You can download the tool from the developer's website, here. The current version was released April 30 2021 (1.1) and included the following updates:
- refreshed visuals
- macOS installer now supports both Intel and Apple CPUs
- new installers for Linux (and Chromebooks with the Linux (beta) feature)
- added ability to check for updates on demand/automatically check monthly
- fixed issue causing file status rows to be harder to read when selected
- updated code for Java 8+, dated 11 January 2019.
What does Checker do?
Checker looks for common problems with your Librivox audio recordings. It can save you time by checking your file for common technical issues before you go to the trouble of uploading it.
The program checks many technical features of your file. It can find problems with volume, MP3 encoding options, audio format, metadata (ID3 tags), and file naming conventions.

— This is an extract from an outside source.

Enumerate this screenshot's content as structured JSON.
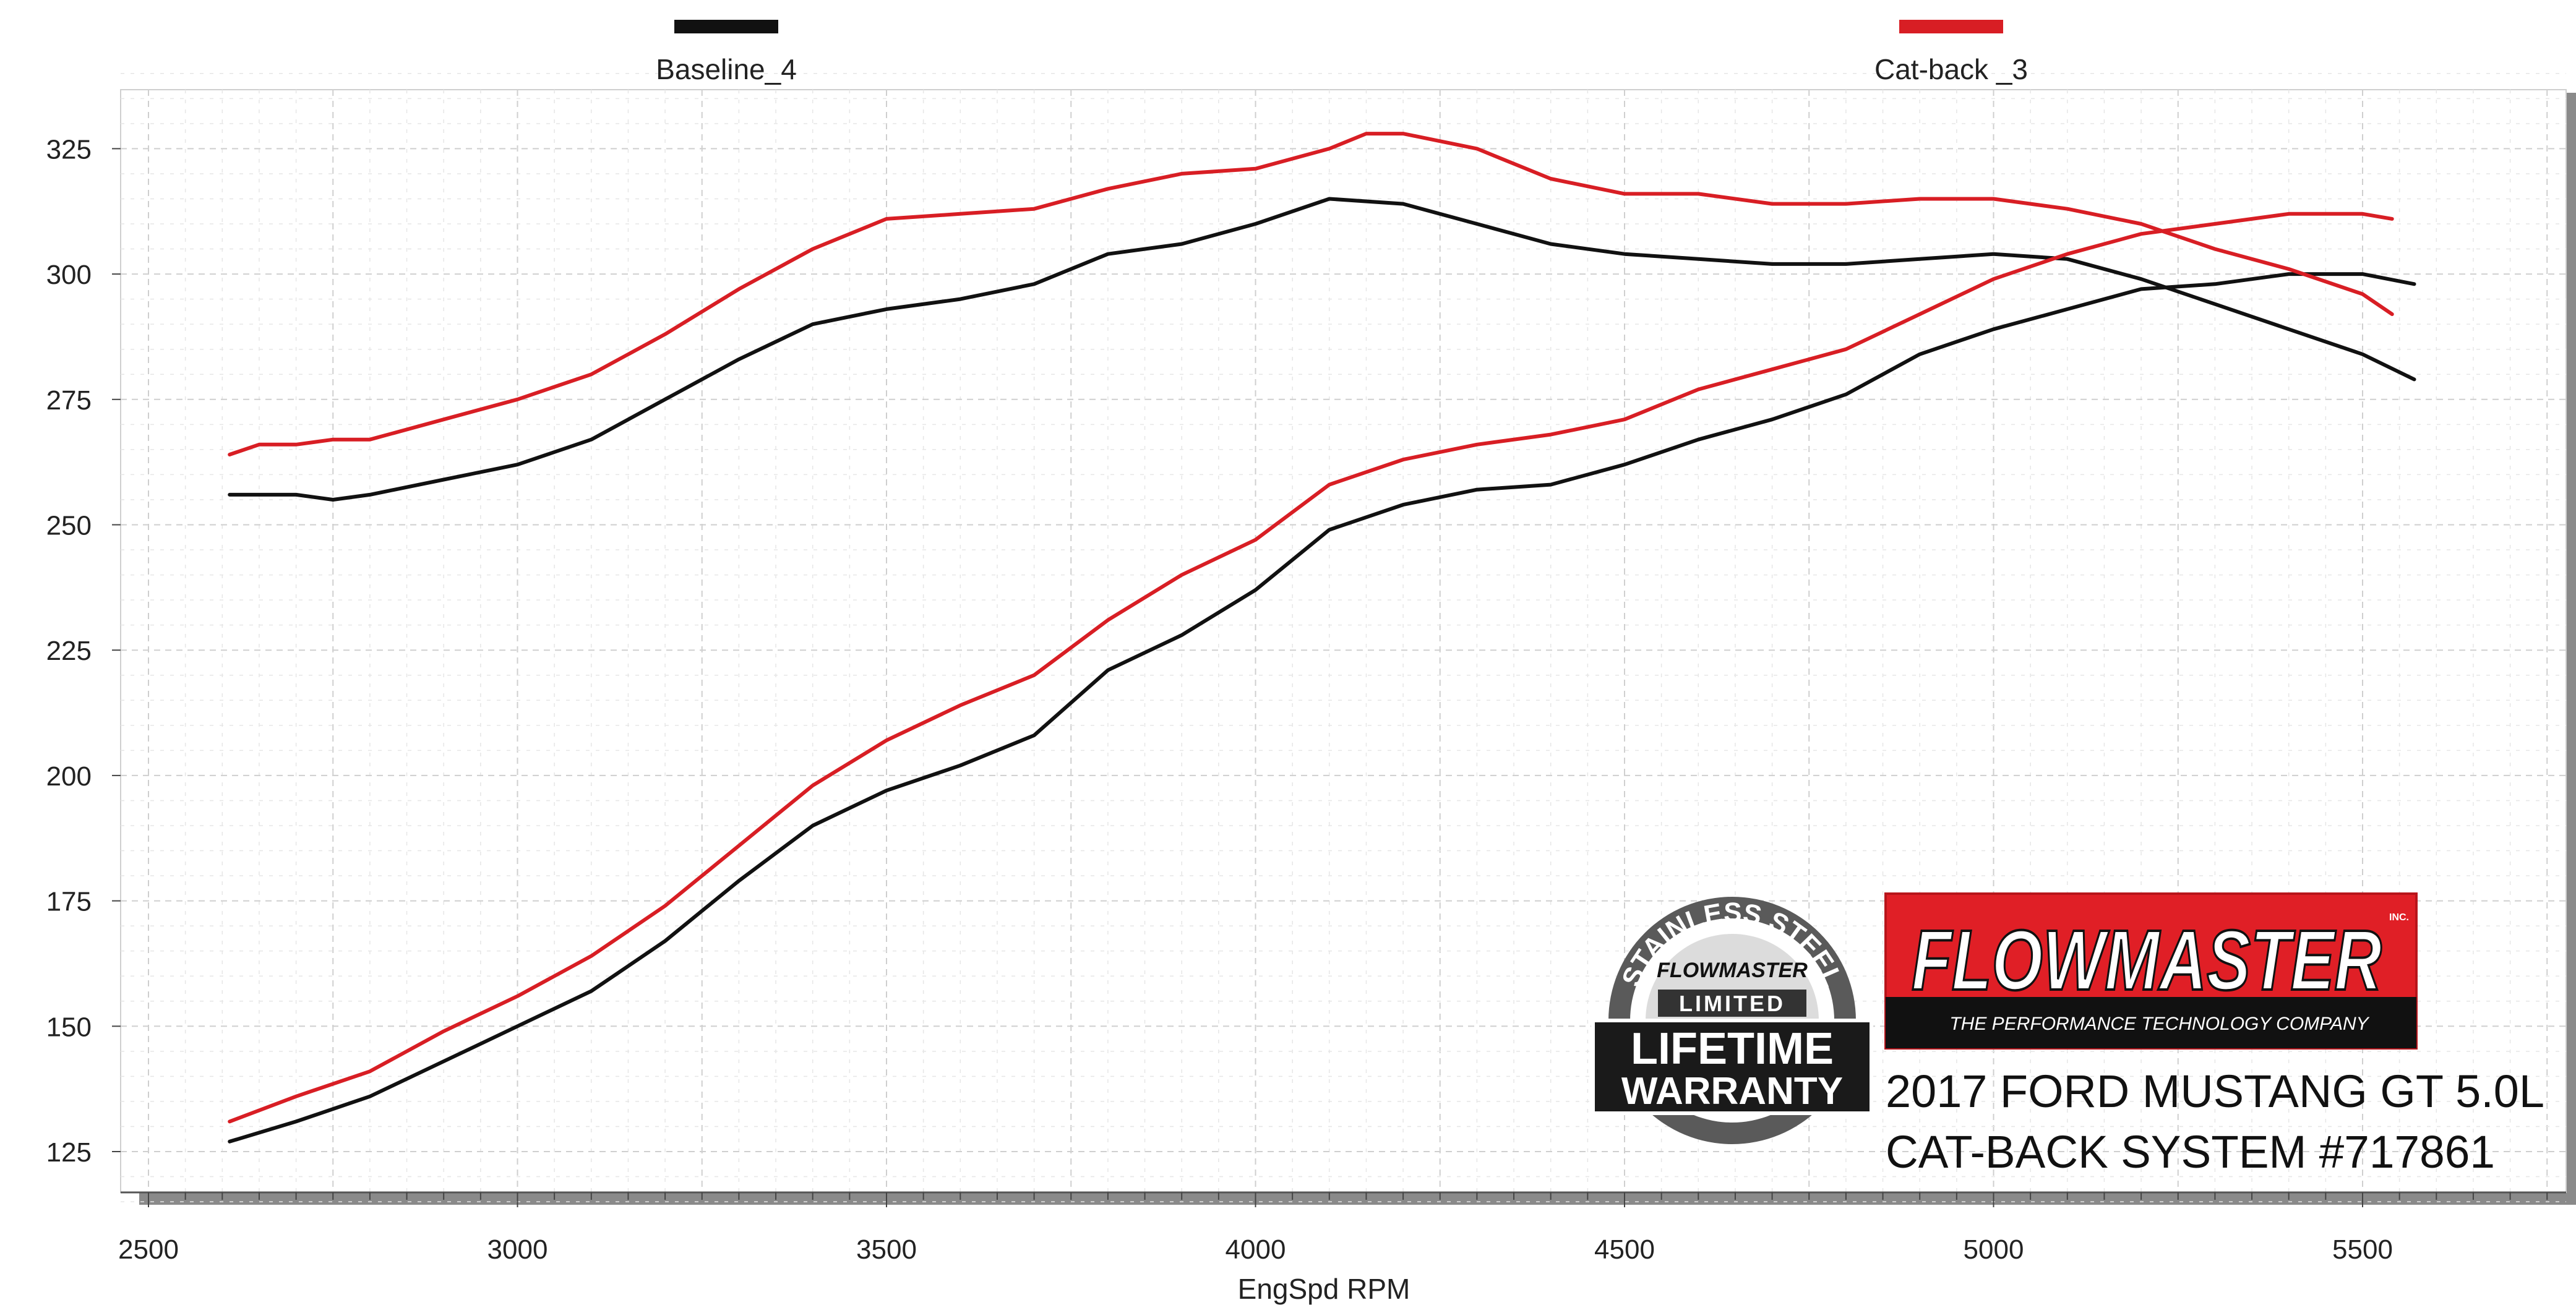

It does not check the content of the recording (such as reading the wrong word), nor the quality of your performance.
How to use Checker
To use Checker, drag-and-drop MP3 files (or a folder or ZIP archive) onto the window, then wait for it to analyze them. Once done, click a file name to see a report of any issues that it found. The report will either state that the file “passed” or else list any issues as errors or warnings. Errors are serious problems that should be fixed before uploading the file. A warning is less serious, or in some cases a potential problem that Checker is not sure about.
For a video on using Checker to review the decibel level of your MP3: click here
Checker is written in Java, and runs on many popular platforms including Windows, MacOS and Linux.
Instructions for installing Checker on Linux
To install this useful utility in Linux, see installation instructions here 
You need to have Java running on your computer in order to use Checker. If you are installing Checker to Windows or to MacOS, the Checker installer will automatically try to install Java for you if necessary, but if that fails you can also install it yourself.
Further installation instructions can be found on the download page.
If you run into problems, make sure you have not disabled Java in your browser.